If not for President Donald Trump’s 60-day delay, the Labor Department’s fiduciary rule for retirement accounts would have taken effect on Monday, April 10, in the first of a two-step adoption process. Betterment, the largest independent robo-advisor and a supporter of the fiduciary rule, marked the day with a roundtable of fiduciary rule advocates, who discussed not only the arguments in favor of the rule and against any watered-down version but what could happen next.
Why the Fiduciary Rule Should be Adopted as Is
Advocates of the fiduciary rule focus on the primary goal for financial advisors to act in the best interest of their clients when advising on retirement accounts and disclose any conflicts of interest that the advisors may have. But there are other reasons the rule in its current form could benefit financial advisors as well investors, according to Monday’s roundtable.
It’s inevitable. Betterment CEO Jon Stein said no matter what happens after the delay ends on June 9, the fiduciary standard will eventually be adopted in the “very long term … Passage is inevitable.”
The sky won’t fall and fiduciaries will benefit. Maureen Thompson, head of policy at the Certified Financial Planner Board of Standards, said the criticisms against the fiduciary rule now are the same ones she heard when the CFB Board, in 2008, required all CFP-certified advisors to operate under a fiduciary standard. Despite industry fears, CFP certifications actually grew by 40% and broker-dealers, insurance brokers and RIAs operating under the CFP fiduciary rule “found that they can not only work under it but also thrive under a rule similar to the DOL rule,” said Thompson.
Fiduciary advisors could lose access to new, innovative products if the rule isn’t adopted. Thompson said she’s heard from fiduciary advisors concerns about losing access to new products that are being developed if there is no fiduciary requirement.
Micah Hauptman, financial services counsel at the Consumer Federation of America, noted that many fund families who developed T shares charging less than half the load of a typical front end-loaded fund (a 2.5% maximum vs. 5.75%) have now stalled those rollouts.

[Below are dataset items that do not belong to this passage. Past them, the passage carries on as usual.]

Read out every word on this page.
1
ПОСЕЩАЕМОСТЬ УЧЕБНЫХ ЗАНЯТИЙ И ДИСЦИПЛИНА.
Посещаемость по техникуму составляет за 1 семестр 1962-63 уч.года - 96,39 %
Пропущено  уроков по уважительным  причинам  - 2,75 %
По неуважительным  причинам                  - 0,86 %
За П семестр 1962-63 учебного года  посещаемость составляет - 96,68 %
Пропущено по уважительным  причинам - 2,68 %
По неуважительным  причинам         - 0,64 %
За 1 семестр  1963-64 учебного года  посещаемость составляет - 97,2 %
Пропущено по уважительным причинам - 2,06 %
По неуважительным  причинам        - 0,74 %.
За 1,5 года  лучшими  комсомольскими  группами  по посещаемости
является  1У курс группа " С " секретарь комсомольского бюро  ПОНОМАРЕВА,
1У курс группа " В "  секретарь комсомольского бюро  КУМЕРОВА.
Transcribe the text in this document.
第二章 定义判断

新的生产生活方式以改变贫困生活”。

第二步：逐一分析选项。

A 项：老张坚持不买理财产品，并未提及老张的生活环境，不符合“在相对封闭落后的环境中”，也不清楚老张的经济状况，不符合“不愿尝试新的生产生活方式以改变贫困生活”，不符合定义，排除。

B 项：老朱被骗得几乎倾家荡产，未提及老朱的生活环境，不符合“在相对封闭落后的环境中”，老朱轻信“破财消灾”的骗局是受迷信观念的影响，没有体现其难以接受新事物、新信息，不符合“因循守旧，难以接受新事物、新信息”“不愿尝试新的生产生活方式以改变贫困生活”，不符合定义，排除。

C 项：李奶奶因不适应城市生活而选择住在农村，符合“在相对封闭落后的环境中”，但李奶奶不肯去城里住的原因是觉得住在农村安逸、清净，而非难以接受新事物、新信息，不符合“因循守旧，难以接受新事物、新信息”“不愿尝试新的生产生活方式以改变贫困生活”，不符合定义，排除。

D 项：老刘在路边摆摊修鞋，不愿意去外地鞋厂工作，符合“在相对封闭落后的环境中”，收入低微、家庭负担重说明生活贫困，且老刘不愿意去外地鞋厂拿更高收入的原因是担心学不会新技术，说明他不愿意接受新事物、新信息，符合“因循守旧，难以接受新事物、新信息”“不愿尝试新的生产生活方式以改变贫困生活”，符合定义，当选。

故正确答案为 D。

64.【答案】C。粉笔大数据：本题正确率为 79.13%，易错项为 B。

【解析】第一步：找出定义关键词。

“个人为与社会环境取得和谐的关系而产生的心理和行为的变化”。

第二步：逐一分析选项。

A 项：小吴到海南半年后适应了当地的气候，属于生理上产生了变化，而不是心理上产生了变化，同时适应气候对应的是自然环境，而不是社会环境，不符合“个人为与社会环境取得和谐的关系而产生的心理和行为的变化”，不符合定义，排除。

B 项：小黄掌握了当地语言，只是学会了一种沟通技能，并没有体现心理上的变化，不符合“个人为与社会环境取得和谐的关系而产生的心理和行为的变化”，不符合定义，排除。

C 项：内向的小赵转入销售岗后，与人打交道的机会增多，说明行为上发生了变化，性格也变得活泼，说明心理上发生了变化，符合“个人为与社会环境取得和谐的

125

“Industry opponents to the DOL rule have constantly raised the question of lack of access to products and services,” said Hauptman. “There’s a lack of access to that product today and that has a direct repercussion on retirement investors.”
Stein noted that there’s a “misconception that people are getting great advice today” when the reality is that many are being sold “bad products.”
Retirement accounts are where the action is. Industry opponents have also argued that a unified best interest standard that affects both taxable accounts regulated by the Securities and Exchange Commission and retirement accounts regulated by the Labor Department would serve investors better than a rule solely from Labor. But Hauptman noted that “retirement accounts are where the action is for middle-income savers” because savers try to max out their contributions to retirement accounts before contributing to taxable accounts (and many don’t even max out).
“We really need protection in retirement accounts first,” said Hauptman, adding that the SEC hasn’t made any progress on a fiduciary rule in about 25 years and its authority is limited to securities and doesn’t include fixed indexed or equity indexed annuities, which are regulated as insurance.